The Magic Flute

Opera Theater Program Cover

Opera Theater Program Cover

Tuesday night was a date night, with dinner and a show. Dinner was at Cyrano’s, one of our regular haunts in Webster Groves. The show was at the Loretto-Hilton, also a regular haunt. Normally, we go to the Loretto-Hilton to see plays put on by the Repertory Theater, but this being the summer, it is Opera Theater time. Last night, we went to see Mozart’s opera, the Magic Flute, which is basically just the story of a domestic dispute.

When we were in college at Michigan State, Anne and I saw Ingmar Bergman’s 1975 film adaptation of the Magic Flute. It was mysterious, difficult to follow and vaguely Swedish. Still it made a lasting impression, so when Anne suggested seeing it again, this time as live action, I was onboard with the idea even though I knew that it would make for a late work night. This morning, I was regaling my colleagues about the show. Most of them will never see an opera, so I played the philistine for them. I told them that with some difficulty I had managed to stay awake through the show. In past years, this has not always been true. I then told them with a smirk, “Opera is not for sissies.”

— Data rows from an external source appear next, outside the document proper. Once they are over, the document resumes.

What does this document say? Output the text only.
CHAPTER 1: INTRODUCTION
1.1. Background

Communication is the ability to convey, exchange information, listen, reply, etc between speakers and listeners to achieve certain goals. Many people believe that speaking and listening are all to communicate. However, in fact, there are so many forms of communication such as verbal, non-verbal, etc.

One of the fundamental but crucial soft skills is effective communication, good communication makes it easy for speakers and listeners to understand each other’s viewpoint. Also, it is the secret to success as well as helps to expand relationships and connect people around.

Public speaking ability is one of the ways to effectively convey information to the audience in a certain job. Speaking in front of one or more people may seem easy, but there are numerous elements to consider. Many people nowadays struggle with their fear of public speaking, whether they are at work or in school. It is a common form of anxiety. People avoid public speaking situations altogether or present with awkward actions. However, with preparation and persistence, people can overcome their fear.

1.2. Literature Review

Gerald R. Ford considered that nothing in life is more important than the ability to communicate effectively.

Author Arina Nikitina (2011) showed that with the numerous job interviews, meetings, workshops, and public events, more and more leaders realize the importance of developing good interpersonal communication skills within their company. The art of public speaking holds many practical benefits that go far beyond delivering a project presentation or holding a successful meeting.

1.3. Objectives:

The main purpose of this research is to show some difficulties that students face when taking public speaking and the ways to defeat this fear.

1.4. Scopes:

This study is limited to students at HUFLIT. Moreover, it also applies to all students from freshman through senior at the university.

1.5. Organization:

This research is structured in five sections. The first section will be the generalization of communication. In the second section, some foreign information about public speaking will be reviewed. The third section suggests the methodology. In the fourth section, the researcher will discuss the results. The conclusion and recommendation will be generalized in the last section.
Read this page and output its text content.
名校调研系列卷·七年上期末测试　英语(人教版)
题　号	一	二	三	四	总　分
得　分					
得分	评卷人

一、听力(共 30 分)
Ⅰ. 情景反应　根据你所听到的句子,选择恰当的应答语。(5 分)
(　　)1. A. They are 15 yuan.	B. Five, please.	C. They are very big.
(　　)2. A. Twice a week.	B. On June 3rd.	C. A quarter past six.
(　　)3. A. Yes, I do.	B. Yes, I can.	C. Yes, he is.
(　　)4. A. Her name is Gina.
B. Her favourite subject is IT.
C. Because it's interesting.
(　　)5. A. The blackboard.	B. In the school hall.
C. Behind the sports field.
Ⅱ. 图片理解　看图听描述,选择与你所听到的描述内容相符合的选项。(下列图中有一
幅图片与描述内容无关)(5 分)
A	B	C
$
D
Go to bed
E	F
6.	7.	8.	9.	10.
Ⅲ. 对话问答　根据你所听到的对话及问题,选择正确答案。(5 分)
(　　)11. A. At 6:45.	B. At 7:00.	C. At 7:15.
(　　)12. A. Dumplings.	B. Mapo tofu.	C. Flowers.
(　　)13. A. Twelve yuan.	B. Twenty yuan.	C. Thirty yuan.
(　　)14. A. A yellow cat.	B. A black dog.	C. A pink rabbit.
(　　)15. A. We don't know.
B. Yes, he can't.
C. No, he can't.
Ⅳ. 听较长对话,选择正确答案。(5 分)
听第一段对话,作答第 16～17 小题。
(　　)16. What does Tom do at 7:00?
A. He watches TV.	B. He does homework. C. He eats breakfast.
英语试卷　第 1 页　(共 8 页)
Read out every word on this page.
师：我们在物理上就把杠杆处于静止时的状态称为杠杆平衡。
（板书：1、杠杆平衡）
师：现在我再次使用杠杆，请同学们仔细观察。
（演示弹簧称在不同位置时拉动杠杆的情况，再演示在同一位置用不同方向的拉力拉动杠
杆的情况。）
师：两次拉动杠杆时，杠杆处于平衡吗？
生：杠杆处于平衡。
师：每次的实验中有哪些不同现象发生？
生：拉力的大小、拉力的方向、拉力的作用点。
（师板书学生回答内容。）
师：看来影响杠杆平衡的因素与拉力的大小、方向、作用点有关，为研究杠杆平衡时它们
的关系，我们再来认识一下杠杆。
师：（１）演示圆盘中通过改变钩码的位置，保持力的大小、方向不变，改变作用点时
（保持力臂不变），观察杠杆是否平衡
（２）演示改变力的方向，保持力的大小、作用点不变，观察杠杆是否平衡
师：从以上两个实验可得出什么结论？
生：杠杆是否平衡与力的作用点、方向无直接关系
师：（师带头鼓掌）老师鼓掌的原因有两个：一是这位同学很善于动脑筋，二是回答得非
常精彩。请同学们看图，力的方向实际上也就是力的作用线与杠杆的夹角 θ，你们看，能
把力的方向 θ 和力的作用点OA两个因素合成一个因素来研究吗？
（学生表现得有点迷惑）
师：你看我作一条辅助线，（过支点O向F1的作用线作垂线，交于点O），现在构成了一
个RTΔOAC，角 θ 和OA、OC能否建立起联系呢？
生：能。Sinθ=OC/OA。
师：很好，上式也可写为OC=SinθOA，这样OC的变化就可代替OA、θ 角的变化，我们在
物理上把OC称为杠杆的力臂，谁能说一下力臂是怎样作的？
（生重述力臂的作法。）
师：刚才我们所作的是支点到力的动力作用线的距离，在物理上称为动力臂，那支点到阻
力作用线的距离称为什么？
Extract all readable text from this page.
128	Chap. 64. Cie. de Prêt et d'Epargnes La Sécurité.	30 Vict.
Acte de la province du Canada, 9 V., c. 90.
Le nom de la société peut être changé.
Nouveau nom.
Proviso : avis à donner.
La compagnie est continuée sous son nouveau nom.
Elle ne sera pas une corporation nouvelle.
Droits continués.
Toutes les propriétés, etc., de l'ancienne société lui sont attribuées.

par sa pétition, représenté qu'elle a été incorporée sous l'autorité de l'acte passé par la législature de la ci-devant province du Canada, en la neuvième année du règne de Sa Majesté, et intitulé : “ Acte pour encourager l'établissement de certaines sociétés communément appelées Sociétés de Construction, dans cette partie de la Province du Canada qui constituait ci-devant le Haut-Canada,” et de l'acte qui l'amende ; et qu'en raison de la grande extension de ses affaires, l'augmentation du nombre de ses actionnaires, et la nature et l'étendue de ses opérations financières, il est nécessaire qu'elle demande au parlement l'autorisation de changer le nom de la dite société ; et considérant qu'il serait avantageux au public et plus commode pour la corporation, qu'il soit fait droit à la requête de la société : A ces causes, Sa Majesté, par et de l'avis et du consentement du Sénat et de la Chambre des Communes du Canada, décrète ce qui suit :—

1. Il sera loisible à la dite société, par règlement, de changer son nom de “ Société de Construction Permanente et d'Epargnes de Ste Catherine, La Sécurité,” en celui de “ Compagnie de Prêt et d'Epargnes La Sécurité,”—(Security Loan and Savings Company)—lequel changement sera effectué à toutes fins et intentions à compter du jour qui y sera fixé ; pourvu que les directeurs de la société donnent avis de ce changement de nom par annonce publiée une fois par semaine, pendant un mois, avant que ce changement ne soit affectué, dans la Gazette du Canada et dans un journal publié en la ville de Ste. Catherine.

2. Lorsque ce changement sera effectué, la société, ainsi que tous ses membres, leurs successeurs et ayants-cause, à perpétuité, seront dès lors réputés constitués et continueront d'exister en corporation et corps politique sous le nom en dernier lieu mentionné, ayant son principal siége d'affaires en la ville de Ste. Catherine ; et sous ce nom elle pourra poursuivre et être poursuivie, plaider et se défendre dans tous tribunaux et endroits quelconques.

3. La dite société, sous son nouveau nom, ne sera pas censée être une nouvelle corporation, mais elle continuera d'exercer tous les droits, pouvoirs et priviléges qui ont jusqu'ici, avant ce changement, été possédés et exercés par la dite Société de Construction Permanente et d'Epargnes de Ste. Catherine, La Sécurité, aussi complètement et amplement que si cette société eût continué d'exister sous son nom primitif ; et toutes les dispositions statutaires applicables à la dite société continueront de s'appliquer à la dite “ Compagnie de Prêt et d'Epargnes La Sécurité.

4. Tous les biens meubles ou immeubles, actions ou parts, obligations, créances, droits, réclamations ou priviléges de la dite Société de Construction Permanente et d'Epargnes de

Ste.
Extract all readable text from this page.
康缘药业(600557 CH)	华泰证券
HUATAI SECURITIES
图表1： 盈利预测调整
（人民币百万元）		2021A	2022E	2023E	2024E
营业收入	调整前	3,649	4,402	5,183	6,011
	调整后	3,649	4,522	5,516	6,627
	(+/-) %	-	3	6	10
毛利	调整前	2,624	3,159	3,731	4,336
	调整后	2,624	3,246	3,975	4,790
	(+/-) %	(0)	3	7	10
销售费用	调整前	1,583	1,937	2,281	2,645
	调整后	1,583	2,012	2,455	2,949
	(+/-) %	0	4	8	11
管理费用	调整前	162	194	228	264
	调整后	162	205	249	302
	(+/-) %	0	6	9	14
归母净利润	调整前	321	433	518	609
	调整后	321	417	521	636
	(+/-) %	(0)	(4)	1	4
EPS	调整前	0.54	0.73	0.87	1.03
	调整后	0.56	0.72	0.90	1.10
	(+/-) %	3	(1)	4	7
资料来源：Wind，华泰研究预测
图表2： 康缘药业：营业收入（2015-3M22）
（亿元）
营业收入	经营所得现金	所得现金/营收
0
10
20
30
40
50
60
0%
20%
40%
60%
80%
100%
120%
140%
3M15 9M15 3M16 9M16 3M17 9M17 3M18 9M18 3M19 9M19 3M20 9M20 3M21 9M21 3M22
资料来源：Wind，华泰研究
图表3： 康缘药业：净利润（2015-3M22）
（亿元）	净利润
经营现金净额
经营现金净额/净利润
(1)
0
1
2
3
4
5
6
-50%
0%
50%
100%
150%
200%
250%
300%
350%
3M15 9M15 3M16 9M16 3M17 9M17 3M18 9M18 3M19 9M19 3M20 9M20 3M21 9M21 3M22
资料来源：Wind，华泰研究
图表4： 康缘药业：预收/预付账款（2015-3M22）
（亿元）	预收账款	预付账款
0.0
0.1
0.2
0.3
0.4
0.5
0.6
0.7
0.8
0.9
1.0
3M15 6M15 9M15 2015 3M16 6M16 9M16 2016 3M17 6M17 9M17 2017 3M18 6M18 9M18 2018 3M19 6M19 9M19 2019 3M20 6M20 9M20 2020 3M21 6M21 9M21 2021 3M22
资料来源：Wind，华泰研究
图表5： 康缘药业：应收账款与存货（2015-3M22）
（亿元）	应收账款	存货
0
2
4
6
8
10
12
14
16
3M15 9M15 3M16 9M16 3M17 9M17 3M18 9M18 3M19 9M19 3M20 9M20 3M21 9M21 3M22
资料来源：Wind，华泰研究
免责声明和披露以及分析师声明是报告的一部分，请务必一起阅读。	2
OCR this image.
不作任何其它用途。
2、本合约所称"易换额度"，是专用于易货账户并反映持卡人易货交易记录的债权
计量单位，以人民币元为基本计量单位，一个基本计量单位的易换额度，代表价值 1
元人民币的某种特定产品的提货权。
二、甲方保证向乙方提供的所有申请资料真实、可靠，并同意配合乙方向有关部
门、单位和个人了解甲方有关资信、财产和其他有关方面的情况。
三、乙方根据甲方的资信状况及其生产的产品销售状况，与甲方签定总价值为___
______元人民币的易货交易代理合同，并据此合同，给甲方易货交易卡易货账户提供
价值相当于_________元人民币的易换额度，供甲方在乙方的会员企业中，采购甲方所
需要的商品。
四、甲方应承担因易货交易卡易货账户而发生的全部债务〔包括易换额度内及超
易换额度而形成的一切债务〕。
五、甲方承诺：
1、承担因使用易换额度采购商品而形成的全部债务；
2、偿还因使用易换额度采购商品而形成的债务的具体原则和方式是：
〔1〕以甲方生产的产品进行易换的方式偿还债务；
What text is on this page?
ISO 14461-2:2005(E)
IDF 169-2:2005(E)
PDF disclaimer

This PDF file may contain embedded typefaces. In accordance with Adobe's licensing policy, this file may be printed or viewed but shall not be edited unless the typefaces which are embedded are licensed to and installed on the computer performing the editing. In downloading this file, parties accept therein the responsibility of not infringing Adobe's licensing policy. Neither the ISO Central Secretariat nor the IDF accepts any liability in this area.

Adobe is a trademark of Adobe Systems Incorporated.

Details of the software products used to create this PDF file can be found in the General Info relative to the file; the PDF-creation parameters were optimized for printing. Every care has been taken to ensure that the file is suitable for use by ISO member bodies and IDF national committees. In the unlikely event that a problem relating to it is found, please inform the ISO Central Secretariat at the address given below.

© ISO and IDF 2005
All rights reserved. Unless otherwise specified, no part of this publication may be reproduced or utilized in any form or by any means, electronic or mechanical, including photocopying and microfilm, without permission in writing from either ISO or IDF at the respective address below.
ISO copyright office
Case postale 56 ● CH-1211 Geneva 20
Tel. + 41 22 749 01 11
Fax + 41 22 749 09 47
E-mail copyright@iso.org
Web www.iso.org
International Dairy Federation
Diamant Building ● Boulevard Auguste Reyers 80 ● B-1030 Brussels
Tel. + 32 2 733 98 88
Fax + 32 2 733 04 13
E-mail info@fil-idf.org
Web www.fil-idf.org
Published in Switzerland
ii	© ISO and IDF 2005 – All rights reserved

When Mozart wrote the Magic Flute it was the mid-eighteen century. The Enlightenment was going full tilt boogie, but was also getting some push-back from the Catholic Church. He wanted to write about this, but he also didn’t want to go to prison or worse, so he chose an allegorical approach. The Mother Church became personified by the Queen of the Night, signifying both mystery and darkness. She is also mother of Pamina, the female lead. Standing in the opposite corner is Sarastro. He stood for logic and reason and is also Pamina’s father. At this point in my explanation of the opera all the guys in the office agreed that this story was obviously written by a man. [See ladies, in 250 years we men have made progress. You just need to be more patient with us, we’re coming along.] 😉

When we’re introduced to the male lead, Prince Tamino, mother, father, daughter and prince all agree that Tamino and Pamina should be wed. Most of the opera is then spent determining whether the father or the mother should be invited to the wedding. I’m being somewhat flippant about this story, because the ins and outs of 18th-century politics are at best obscure now. They’ve been further obfuscated by Opera Theater’s decision to update the story. They reset the story to 1920s Hollywood. The Queen of the Night is now an aging silent screen star and Sarastro, the father, and his brethren are now Shriners. This last choice was derived from Mozart’s references to ancient wisdom, in the form of the Egyptian pantheon.